The Mazama subspecies depends on a prairie ecosystem that has been reduced by 90 to 95 percent over the past 150 years in Washington. Less than 10 percent of the native prairie remains in the south Puget Sound region.

The gophers face loss of prairie habitat due to agriculture, commercial and residential development and woody plant encroachment from causes such as lack of periodic fire suppression. Domestic pets also prey on the gophers, especially in areas of degraded habitat.

Pocket gophers, named for external fur-lined cheek pouches they use to carry plant material, "are active in soil aeration, seed bed activation, soil fertilization, and generation of plant regrowth. Their burrows provide shelter for a wide variety of other species, and also serve as prey to hawks and owls, snakes, coyotes, foxes, badgers and bobcats," Fish & Wildlife.

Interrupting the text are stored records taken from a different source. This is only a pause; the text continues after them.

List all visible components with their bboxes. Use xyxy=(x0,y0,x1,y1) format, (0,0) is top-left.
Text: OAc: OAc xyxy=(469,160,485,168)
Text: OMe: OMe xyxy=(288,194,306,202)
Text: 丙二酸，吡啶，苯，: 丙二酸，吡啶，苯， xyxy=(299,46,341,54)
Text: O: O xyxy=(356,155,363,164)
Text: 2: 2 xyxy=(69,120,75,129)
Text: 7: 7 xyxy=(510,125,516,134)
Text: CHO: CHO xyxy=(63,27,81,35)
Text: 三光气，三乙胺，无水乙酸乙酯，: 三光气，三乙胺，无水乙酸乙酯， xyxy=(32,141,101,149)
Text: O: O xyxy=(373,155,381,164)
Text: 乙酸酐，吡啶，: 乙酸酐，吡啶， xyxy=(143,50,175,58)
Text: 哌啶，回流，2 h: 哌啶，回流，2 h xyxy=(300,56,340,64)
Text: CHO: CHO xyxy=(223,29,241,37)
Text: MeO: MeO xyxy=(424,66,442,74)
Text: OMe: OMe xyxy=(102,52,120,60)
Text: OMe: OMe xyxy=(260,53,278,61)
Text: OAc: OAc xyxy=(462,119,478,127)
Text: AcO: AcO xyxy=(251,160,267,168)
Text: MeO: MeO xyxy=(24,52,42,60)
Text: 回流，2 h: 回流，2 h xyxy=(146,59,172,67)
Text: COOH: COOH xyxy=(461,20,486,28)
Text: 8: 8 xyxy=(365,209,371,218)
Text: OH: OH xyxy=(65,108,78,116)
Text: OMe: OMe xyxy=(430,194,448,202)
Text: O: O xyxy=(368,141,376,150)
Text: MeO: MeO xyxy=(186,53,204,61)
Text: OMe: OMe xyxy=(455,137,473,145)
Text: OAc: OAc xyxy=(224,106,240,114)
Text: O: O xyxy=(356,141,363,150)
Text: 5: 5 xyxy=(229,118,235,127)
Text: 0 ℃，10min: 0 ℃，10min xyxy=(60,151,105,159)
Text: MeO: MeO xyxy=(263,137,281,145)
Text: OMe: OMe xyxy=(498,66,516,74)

The proposed critical habitat in Pierce and Thurston counties includes federal, state, municipal and private lands.

Fish & Wildlife is considering whether to exempt maintenance activities and agricultural practices on private lands where Mazama pocket gophers occur from the Endangered Species Act "take" prohibition, to increase conservation and provide an incentive for management that benefits the gophers and their habitats.

"Take" includes harassing, harming, pursuing, hunting, shooting, wounding, killing, trapping, capturing or collecting.

Fish & Wildlife will accept comments until Feb. 11, 2013. Written public hearing requests are due by Jan. 25, 2013.